Sous le soleil éclatant d’Aïn Sebaâ, une scène intrigante se joue chaque jour. Simohammed Krimboucha, un homme de 36 ans, est suivi par une meute de chiens impressionnants. Certains sont tenus en laisse, tandis que d’autres circulent librement à ses côtés, mais tous obéissent à son autorité discrète. Ce spectacle, qui pourrait effrayer par la taille et l’allure des chiens, révèle pourtant un homme en parfaite symbiose avec ses compagnons à quatre pattes.
Krimboucha n’a jamais suivi un parcours traditionnel. Dès son enfance, il a abandonné l’école pour suivre sa passion pour les chiens. Ne sachant ni lire ni écrire aujourd’hui, il raconte qu’il s’échappait de sa classe pour aller nourrir une chienne qui venait de mettre bas.
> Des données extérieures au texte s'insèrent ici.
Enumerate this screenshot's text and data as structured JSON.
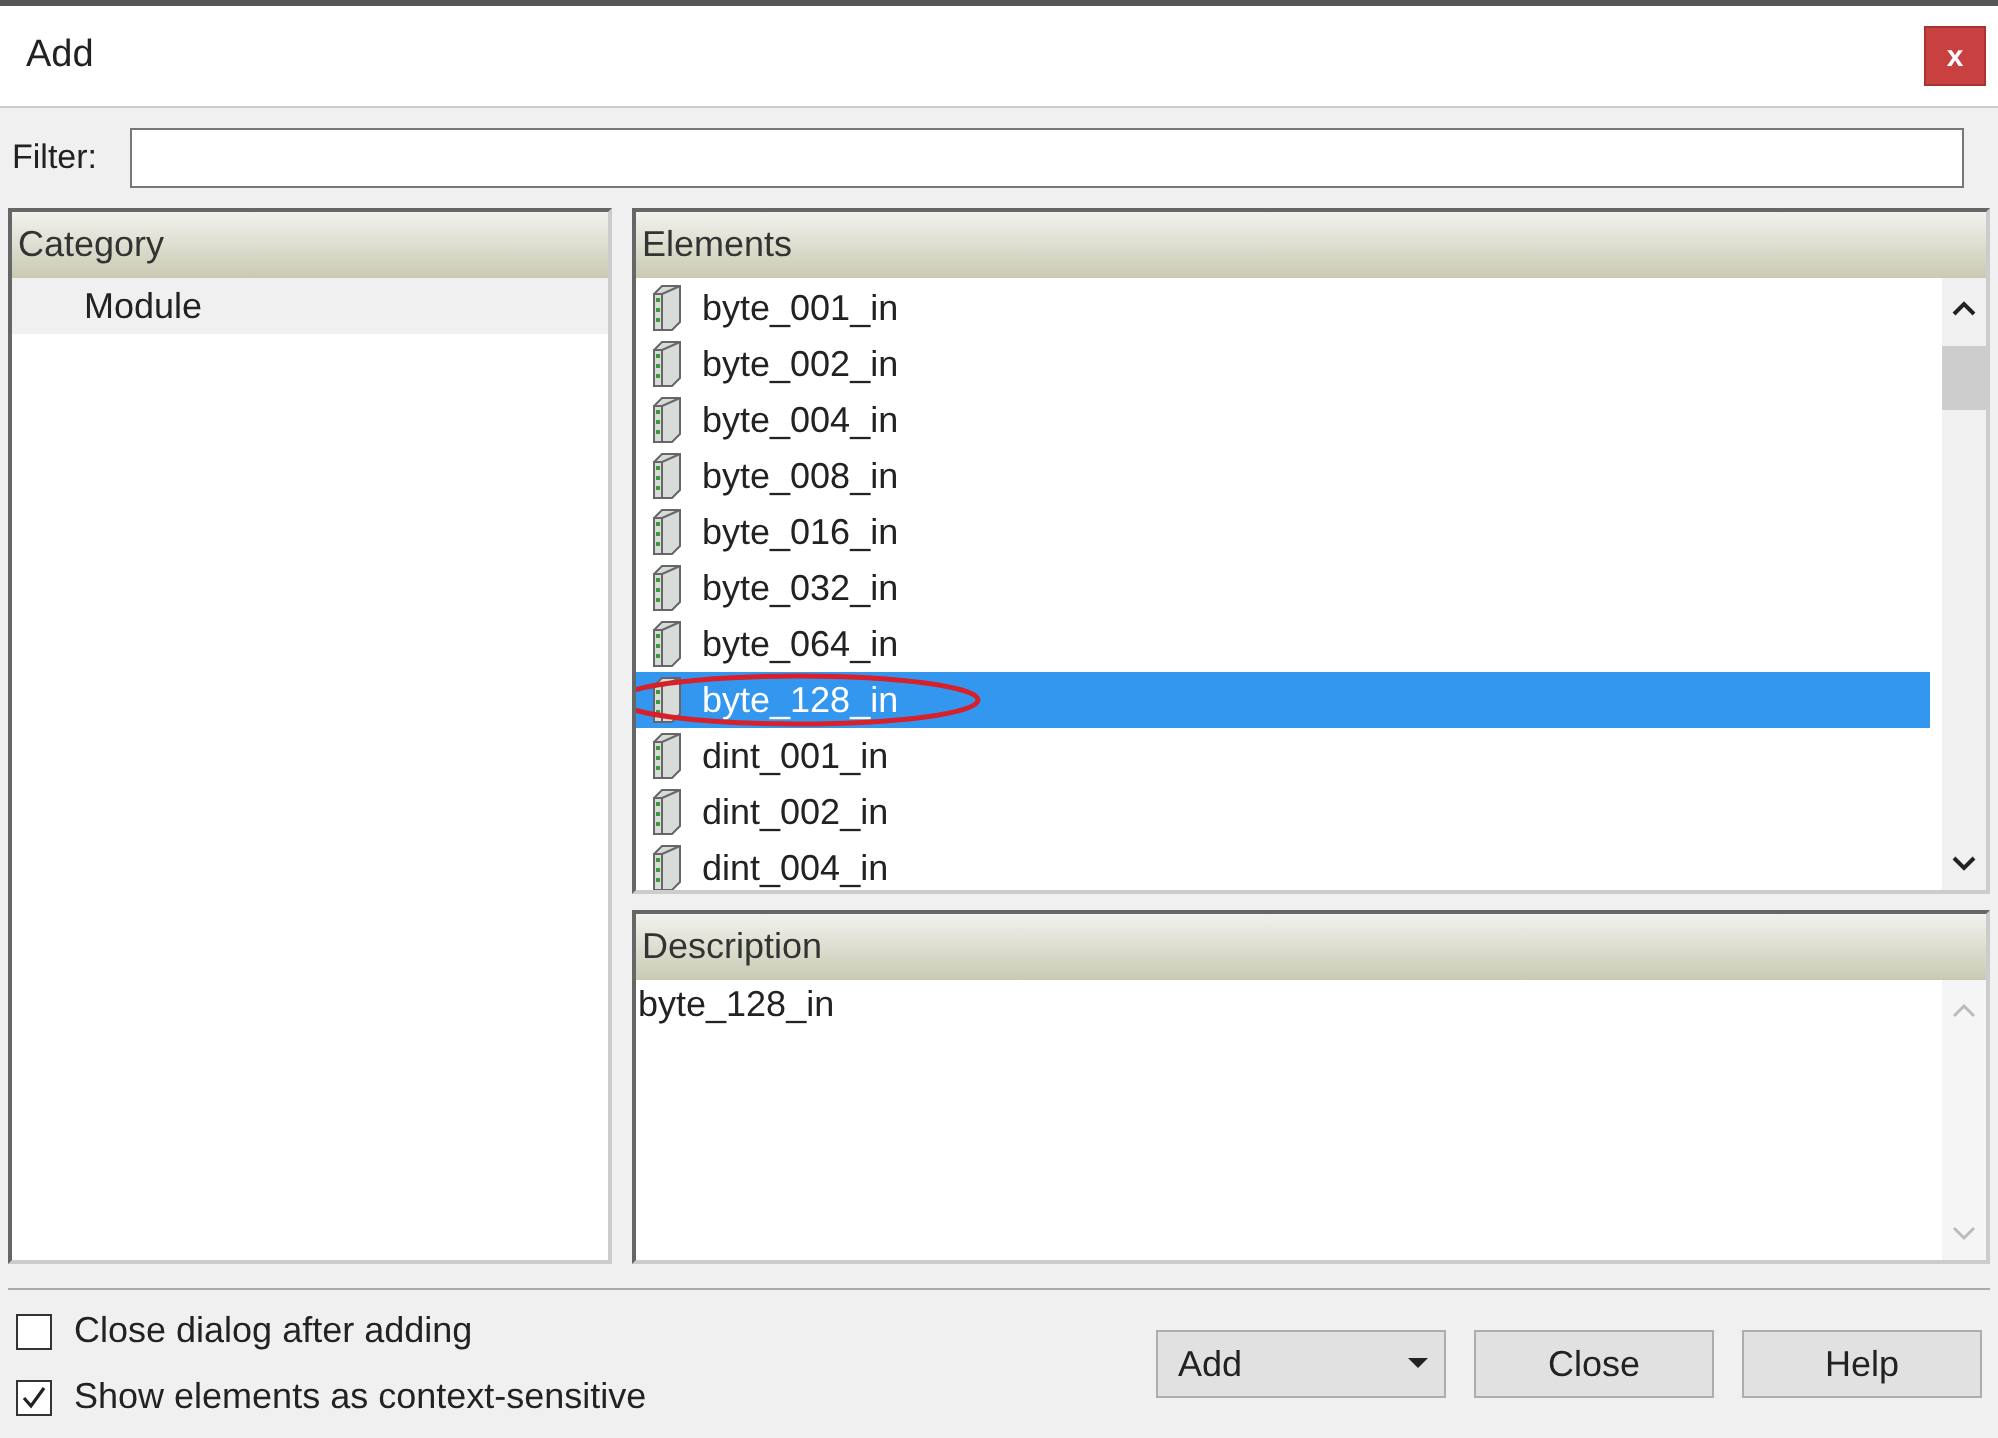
{
  "window": {
    "title": "Add",
    "close_label": "x"
  },
  "filter": {
    "label": "Filter:"
  },
  "category": {
    "header": "Category",
    "items": [
      {
        "label": "Module",
        "selected": true
      }
    ]
  },
  "elements": {
    "header": "Elements",
    "items": [
      {
        "label": "byte_001_in",
        "selected": false,
        "circled": false
      },
      {
        "label": "byte_002_in",
        "selected": false,
        "circled": false
      },
      {
        "label": "byte_004_in",
        "selected": false,
        "circled": false
      },
      {
        "label": "byte_008_in",
        "selected": false,
        "circled": false
      },
      {
        "label": "byte_016_in",
        "selected": false,
        "circled": false
      },
      {
        "label": "byte_032_in",
        "selected": false,
        "circled": false
      },
      {
        "label": "byte_064_in",
        "selected": false,
        "circled": false
      },
      {
        "label": "byte_128_in",
        "selected": true,
        "circled": true
      },
      {
        "label": "dint_001_in",
        "selected": false,
        "circled": false
      },
      {
        "label": "dint_002_in",
        "selected": false,
        "circled": false
      },
      {
        "label": "dint_004_in",
        "selected": false,
        "circled": false
      }
    ]
  },
  "description": {
    "header": "Description",
    "text": "byte_128_in"
  },
  "options": [
    {
      "label": "Close dialog after adding",
      "checked": false
    },
    {
      "label": "Show elements as context-sensitive",
      "checked": true
    }
  ],
  "buttons": [
    {
      "label": "Add",
      "kind": "dropdown"
    },
    {
      "label": "Close",
      "kind": "plain"
    },
    {
      "label": "Help",
      "kind": "plain"
    }
  ]
}
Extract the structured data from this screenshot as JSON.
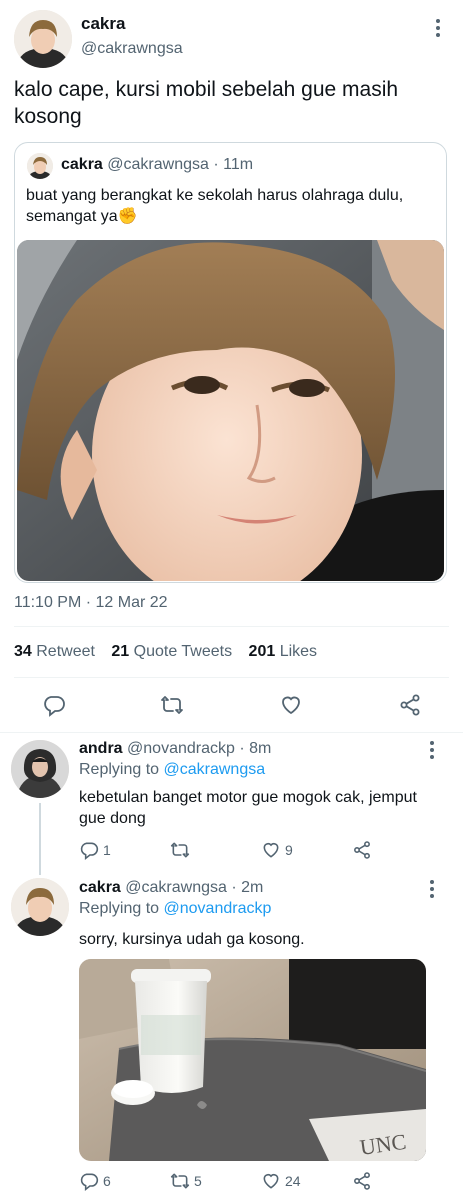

Son obsession pour les animaux l’a conduit à être renvoyé de l’école, marquant ainsi le début d’une vie entièrement dédiée aux chiens. « Je me sens vivant quand je marche avec eux, surtout quand il y en a une vingtaine. Ils ne te jugent pas, ils t’aiment sans condition », confie-t-il avec une conviction simple mais profonde.
Le surnom de « Krimboucha » lui a été attribué par son cousin en référence à un personnage de petite taille d’une pièce de théâtre égyptienne, Krimboucha depuis s’est forgé une place unique à Aïn Sebaâ, sa passion a cependant rencontré des obstacles. À ses débuts, sa famille refusait qu’il garde des chiens à la maison, particulièrement une pitbull qui lui tenait à cœur. Pendant trois jours, il a dormi sur la plage, incapable de rentrer chez lui sans elle. Ce n’est qu’avec l’intervention de sa grand-mère qu’il a finalement pu conserver ses compagnons. « J’ai fait tous les métiers… Mécanicien, menuisier… Mais je reviens toujours aux chiens », raconte-t-il avec fierté.
Un moment gravé dans sa mémoire est celui du premier chiot qu’il a ramené à la maison. Il s’en est occupé jusqu’à ce qu’une famille résidant en France décide de l’adopter et l’emmène avec elle en Europe. Un an plus tard, lors d’une visite surprise, le chien devenu grand l’a immédiatement reconnu. Ce lien indéfectible, cette fidélité, sont pour Krimboucha la preuve que ses efforts ne sont jamais vains.
Aujourd’hui, Simohammed exerce un métier encore peu reconnu au Maroc : celui de maître-chien ou « dogsitter ». En Europe, notamment en France et au Royaume-Uni, ce métier est très structuré. Les dogsitters y bénéficient souvent de formations, de certifications, et sont même assurés, ce qui renforce leur crédibilité. La profession est courante, surtout dans les grandes villes où les propriétaires de chiens n’ont pas le temps de s’occuper eux-mêmes de leurs animaux. En revanche, au Maroc, cette activité est encore en développement. Bien que des plateformes comme PetBacker offrent désormais des services de garde et de promenade à Casablanca et Rabat, la perception du métier reste empreinte de réticence. Les chiens y sont souvent vus comme des animaux de garde plutôt que des compagnons nécessitant des soins spécialisés.
Cependant, avec l’urbanisation croissante et la montée de la classe moyenne, la demande pour ces services évolue. Des hommes comme Krimboucha commencent à être reconnus pour leur expertise, bien que la société reste divisée sur la question. « Il faut que le chien sache qui est le maître », explique-t-il, lorsqu’on lui demande s’il n’a pas peur de ces grands chiens. Pour lui, le secret du contrôle réside dans la confiance mutuelle et le respect entre l’homme et l’animal.
Bien que l’inflation ait réduit la demande de ses services ces derniers temps, Simohammed ne s’éloigne jamais de ses chiens. « Ils ne te trahissent jamais, ils ne te brisent pas le cœur », dit-il, fidèle à cette relation spéciale qui le lie à ses compagnons. Au fond, Krimboucha incarne une passion brute, une vie tournée vers un amour sans faille pour ses chiens, loin des sentiers battus de la société conventionnelle.